The Bounce Rate Mistake
Bounce rates present a classic “average” mistake. Though its one of the first metrics that Google Analytics dashboards give users, it requires careful interpretation. A page’s bounce rate tells you the percent of users that came to your page and then left, without visiting other pages on your site. So, a high bounce rate is always a bad sign, right? Nope. For some types of pages, a high bounce rate is expected. For example, what if the point of a particular page is to have people leave it – ie in the case of a donate page hosted on another third party site or going to a social media profile? You could have tremendous success driving people to these goals, but as a total site bounce rate the site will look like it is turning away users. What do you do? Remember that context is king! Pay attention to bounce rate to top landing pages whose purpose is to keep people on the site.

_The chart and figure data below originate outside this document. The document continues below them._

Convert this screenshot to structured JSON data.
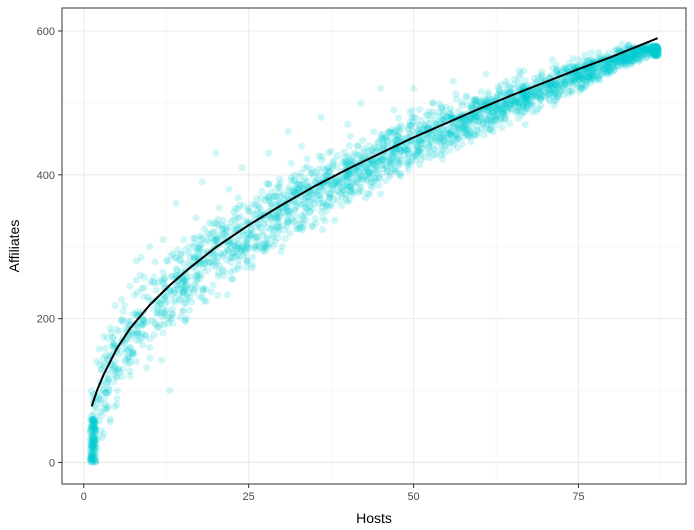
{
  "chart_data": {
    "type": "scatter",
    "title": "",
    "xlabel": "Hosts",
    "ylabel": "Affiliates",
    "xlim": [
      -3.3,
      91.3
    ],
    "ylim": [
      -30,
      632
    ],
    "x_ticks": [
      0,
      25,
      50,
      75
    ],
    "y_ticks": [
      0,
      200,
      400,
      600
    ],
    "x_tick_labels": [
      "0",
      "25",
      "50",
      "75"
    ],
    "y_tick_labels": [
      "0",
      "200",
      "400",
      "600"
    ],
    "grid": true,
    "legend": "none",
    "point_color": "#00CED1",
    "point_alpha": 0.18,
    "line_color": "#000000",
    "panel_border_color": "#333333",
    "grid_color": "#ebebeb",
    "points_described": "Dense cloud of several thousand semi-transparent points (x from about 1 to 87) scattered around the fitted curve, wide spread at low x narrowing near x = 87, y from about 0 to 580",
    "fit_line": {
      "x": [
        1.2,
        2,
        3,
        5,
        7,
        10,
        13,
        16,
        20,
        25,
        30,
        35,
        40,
        45,
        50,
        55,
        60,
        65,
        70,
        75,
        80,
        87
      ],
      "y": [
        78,
        100,
        122,
        158,
        186,
        219,
        246,
        270,
        299,
        330,
        358,
        384,
        408,
        430,
        452,
        472,
        492,
        511,
        529,
        547,
        564,
        590
      ]
    },
    "point_samples": {
      "x": [
        1,
        1,
        1.2,
        1.5,
        2,
        2,
        2.5,
        3,
        3,
        3.5,
        4,
        4,
        5,
        5,
        6,
        6,
        7,
        7,
        8,
        8,
        9,
        10,
        10,
        11,
        12,
        12,
        13,
        14,
        14,
        15,
        16,
        17,
        18,
        18,
        20,
        20,
        21,
        22,
        23,
        24,
        25,
        26,
        28,
        28,
        30,
        31,
        32,
        33,
        35,
        36,
        38,
        38,
        40,
        41,
        42,
        43,
        44,
        45,
        46,
        47,
        48,
        50,
        50,
        52,
        53,
        55,
        56,
        58,
        60,
        61,
        62,
        64,
        65,
        66,
        68,
        70,
        71,
        72,
        74,
        75,
        76,
        78,
        80,
        81,
        82,
        84,
        85,
        86,
        87
      ],
      "y": [
        5,
        30,
        60,
        95,
        20,
        140,
        70,
        40,
        175,
        110,
        150,
        60,
        185,
        80,
        130,
        210,
        120,
        245,
        170,
        280,
        200,
        160,
        300,
        240,
        180,
        310,
        100,
        260,
        360,
        210,
        300,
        340,
        230,
        390,
        280,
        430,
        330,
        380,
        300,
        410,
        350,
        300,
        430,
        370,
        330,
        460,
        400,
        440,
        360,
        480,
        420,
        390,
        470,
        430,
        500,
        410,
        460,
        520,
        440,
        490,
        430,
        480,
        520,
        450,
        500,
        480,
        530,
        510,
        490,
        540,
        460,
        530,
        510,
        545,
        520,
        530,
        560,
        540,
        515,
        560,
        550,
        570,
        560,
        575,
        565,
        575,
        578,
        572,
        575
      ]
    }
  }
}
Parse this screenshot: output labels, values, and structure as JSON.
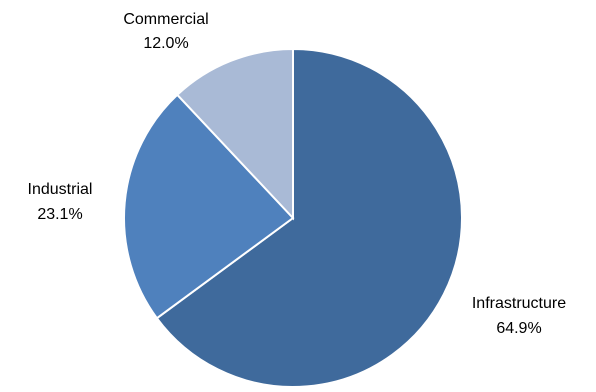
{
  "chart_data": {
    "type": "pie",
    "title": "",
    "start_angle_deg": 0,
    "direction": "clockwise",
    "slices": [
      {
        "label": "Infrastructure",
        "value": 64.9,
        "value_label": "64.9%",
        "color": "#3F6A9C"
      },
      {
        "label": "Industrial",
        "value": 23.1,
        "value_label": "23.1%",
        "color": "#4F81BD"
      },
      {
        "label": "Commercial",
        "value": 12.0,
        "value_label": "12.0%",
        "color": "#A9BAD6"
      }
    ]
  }
}
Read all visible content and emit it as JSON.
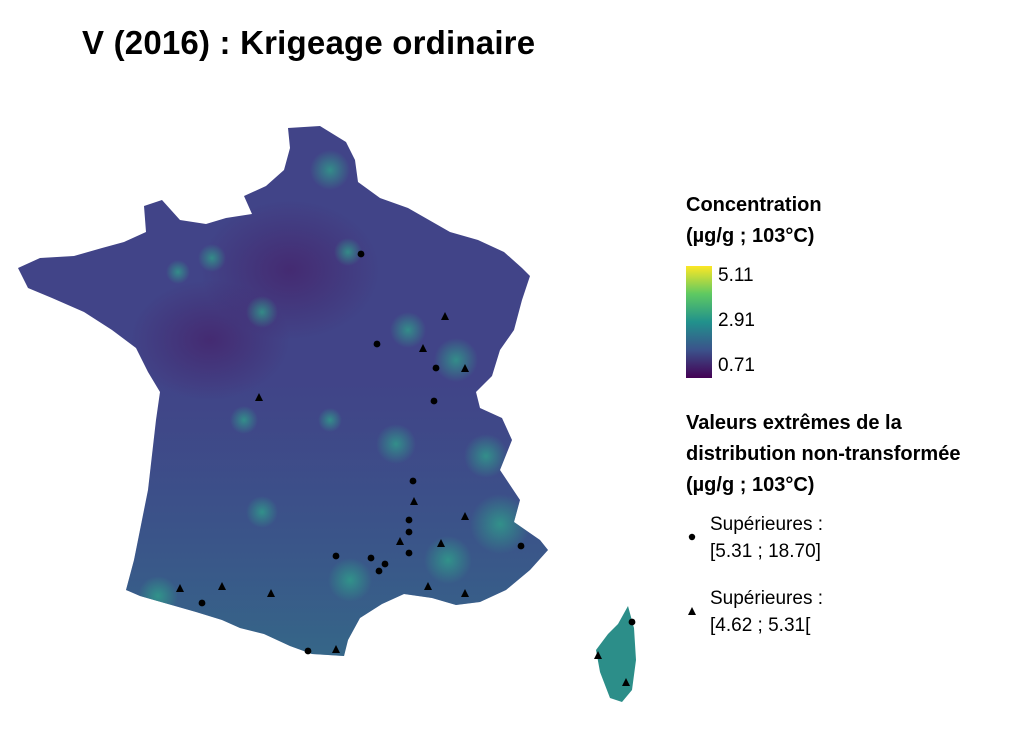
{
  "title": "V (2016) : Krigeage ordinaire",
  "legend": {
    "concentration_title_line1": "Concentration",
    "concentration_title_line2": "(µg/g ; 103°C)",
    "scale": {
      "max": "5.11",
      "mid": "2.91",
      "min": "0.71",
      "palette": [
        "#fde725",
        "#5ec962",
        "#21918c",
        "#3b528b",
        "#440154"
      ]
    },
    "extremes_title_line1": "Valeurs extrêmes de la",
    "extremes_title_line2": "distribution non-transformée",
    "extremes_title_line3": "(µg/g ; 103°C)",
    "items": [
      {
        "symbol": "circle-icon",
        "line1": "Supérieures :",
        "line2": "[5.31 ; 18.70]"
      },
      {
        "symbol": "triangle-icon",
        "line1": "Supérieures :",
        "line2": "[4.62 ; 5.31["
      }
    ]
  },
  "map": {
    "region": "France",
    "method": "Krigeage ordinaire",
    "year": "2016",
    "element": "V"
  }
}
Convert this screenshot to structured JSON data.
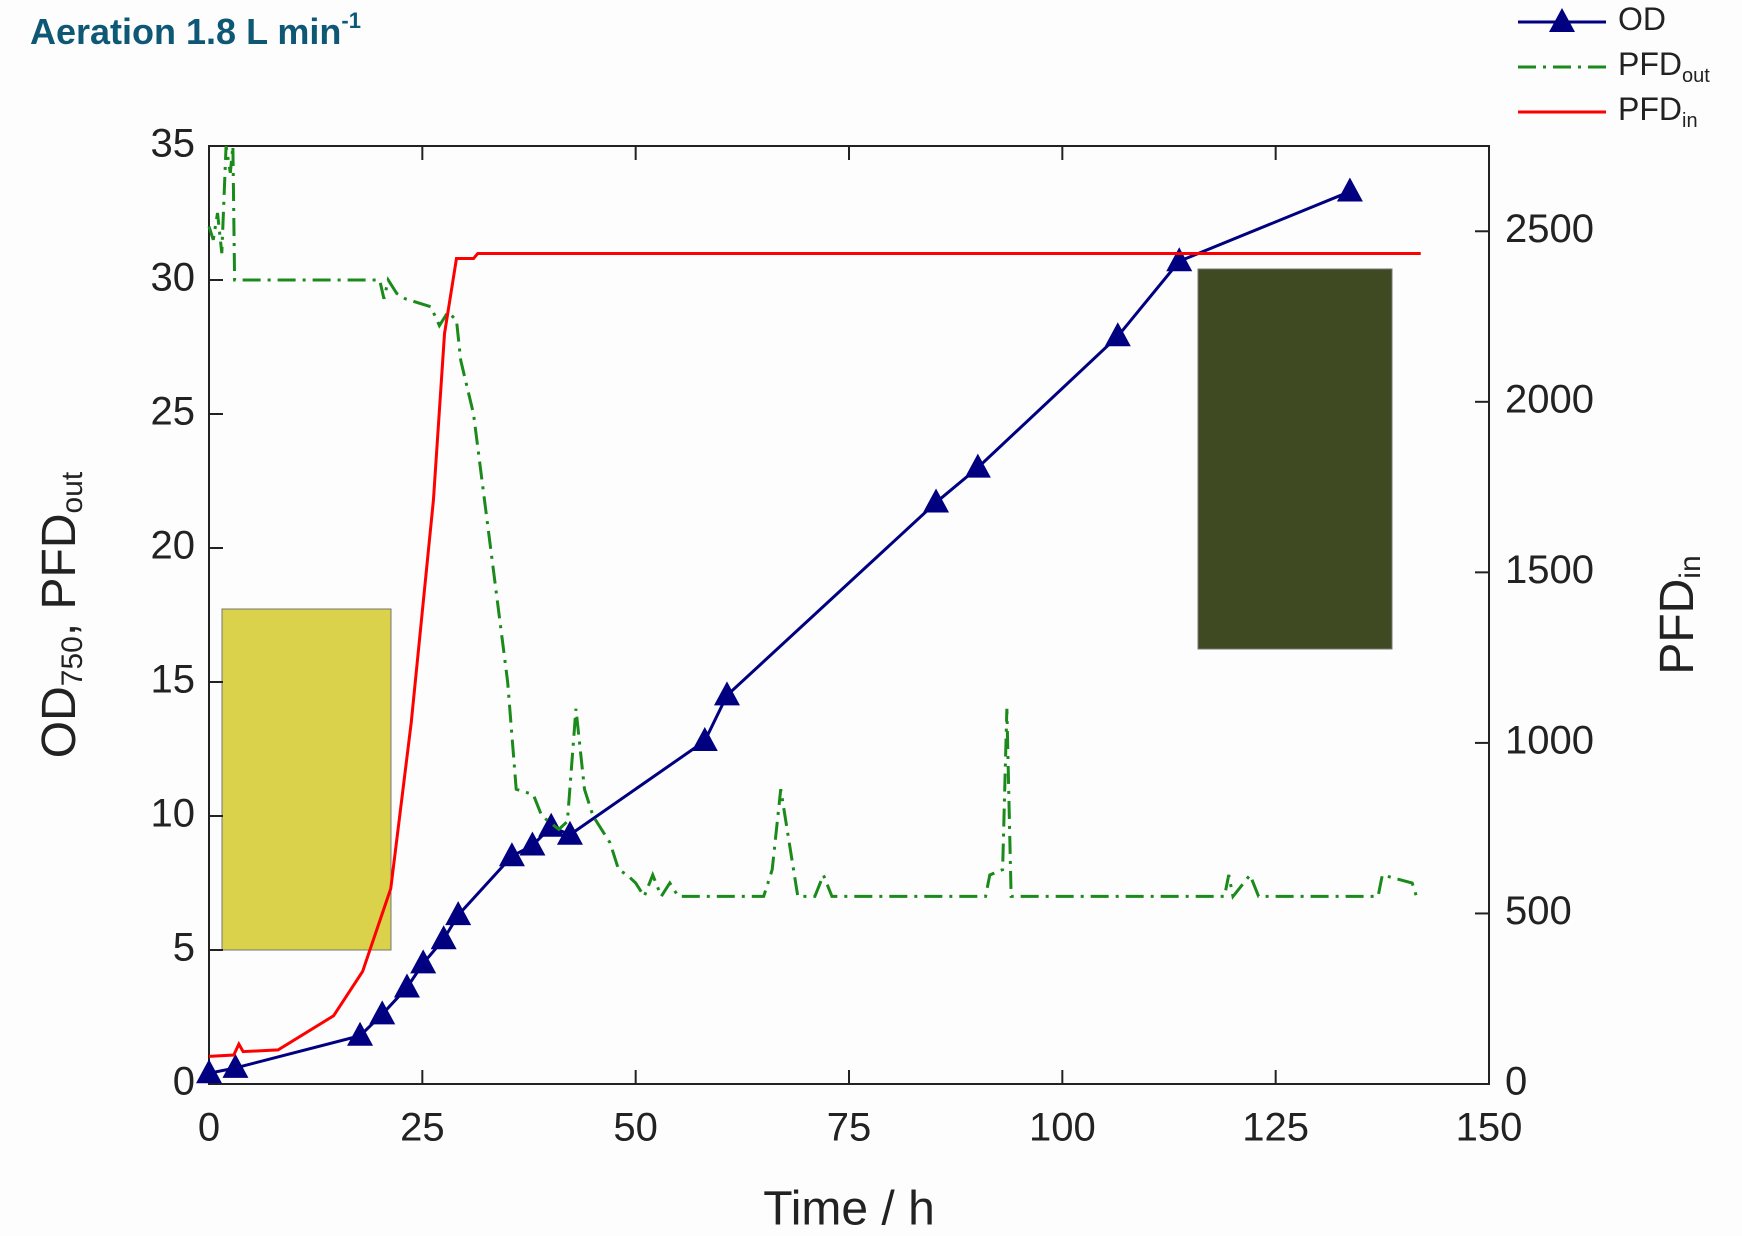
{
  "chart_data": {
    "type": "line",
    "title": "Aeration 1.8 L min",
    "title_superscript": "-1",
    "xlabel": "Time / h",
    "ylabel_parts": [
      {
        "text": "OD"
      },
      {
        "text": "750",
        "sub": true
      },
      {
        "text": ", PFD"
      },
      {
        "text": "out",
        "sub": true
      }
    ],
    "y2label_parts": [
      {
        "text": "PFD"
      },
      {
        "text": "in",
        "sub": true
      }
    ],
    "xlim": [
      0,
      150
    ],
    "xticks": [
      0,
      25,
      50,
      75,
      100,
      125,
      150
    ],
    "ylim": [
      0,
      35
    ],
    "yticks": [
      0,
      5,
      10,
      15,
      20,
      25,
      30,
      35
    ],
    "y2lim": [
      0,
      2750
    ],
    "y2ticks": [
      0,
      500,
      1000,
      1500,
      2000,
      2500
    ],
    "grid": false,
    "legend": "top-right",
    "series": [
      {
        "name": "OD",
        "color": "#000080",
        "line_style": "solid",
        "marker": "triangle",
        "x": [
          0,
          3.1,
          17.7,
          20.3,
          23.2,
          25.1,
          27.5,
          29.2,
          35.5,
          37.9,
          40.1,
          42.3,
          58.1,
          60.7,
          85.2,
          90.1,
          106.5,
          113.7,
          133.7
        ],
        "values": [
          0.4,
          0.6,
          1.8,
          2.6,
          3.6,
          4.5,
          5.4,
          6.3,
          8.5,
          8.9,
          9.6,
          9.3,
          12.8,
          14.5,
          21.7,
          23.0,
          27.9,
          30.7,
          33.3
        ]
      },
      {
        "name": "PFD",
        "name_sub": "out",
        "color": "#1a8a1a",
        "line_style": "dash-dot",
        "marker": "none",
        "x": [
          0,
          0.5,
          1,
          1.5,
          2,
          2.5,
          2.8,
          3,
          20,
          20.5,
          21,
          22,
          23,
          26,
          27,
          28,
          29,
          29.5,
          31,
          33,
          35,
          36,
          38,
          39,
          41,
          42,
          43,
          44,
          45,
          47,
          48,
          49,
          50,
          51,
          52,
          53,
          54,
          55,
          65,
          66,
          67,
          68,
          69,
          71,
          72,
          73,
          91,
          91.5,
          93,
          93.5,
          94,
          119,
          119.5,
          120,
          122,
          123,
          137,
          137.5,
          141,
          141.5
        ],
        "values": [
          32,
          31.5,
          32.5,
          31,
          35,
          34,
          35,
          30,
          30,
          29.3,
          30,
          29.5,
          29.3,
          29,
          28.3,
          28.8,
          28.5,
          27,
          25,
          20,
          15,
          11,
          10.8,
          10,
          9.5,
          9.8,
          14,
          11,
          10,
          9,
          8,
          7.8,
          7.5,
          7,
          7.8,
          7,
          7.5,
          7,
          7,
          8,
          11,
          9,
          7,
          7,
          7.8,
          7,
          7,
          7.8,
          8,
          14,
          7,
          7,
          7.8,
          7,
          7.8,
          7,
          7,
          7.8,
          7.5,
          7
        ]
      },
      {
        "name": "PFD",
        "name_sub": "in",
        "color": "#ff0000",
        "line_style": "solid",
        "marker": "none",
        "axis": "y2",
        "x": [
          0,
          2.9,
          3.5,
          4,
          8.1,
          14.6,
          18,
          21.3,
          23.7,
          26.3,
          27.6,
          29,
          29.5,
          31,
          31.5,
          142
        ],
        "values": [
          81,
          85,
          117,
          95,
          100,
          200,
          330,
          573,
          1060,
          1712,
          2200,
          2420,
          2420,
          2420,
          2435,
          2435
        ]
      }
    ]
  }
}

See example of tracking multiple bounce rates for key pages, allows to see the important bounce rate trends missed by the average bounce rate in blue. In this case, it may be time to examine what the goal of the /action (in green) page is given the higher bounce.
(source PowerPoetry.org)
Be below average!
Don’t fall victim to outliers. They can inflate your average, and inspire false confidence. Having a repertoire of statistics on hand can help you investigate findings more accurately, and avoid pitfalls caused by outliers and other nuisances. Create visuals of your data, this increases the accessibility of the data in comparison to scanning a mind-numbing Excel spreadsheet.
And oh yeah, never go hunting with statisticians.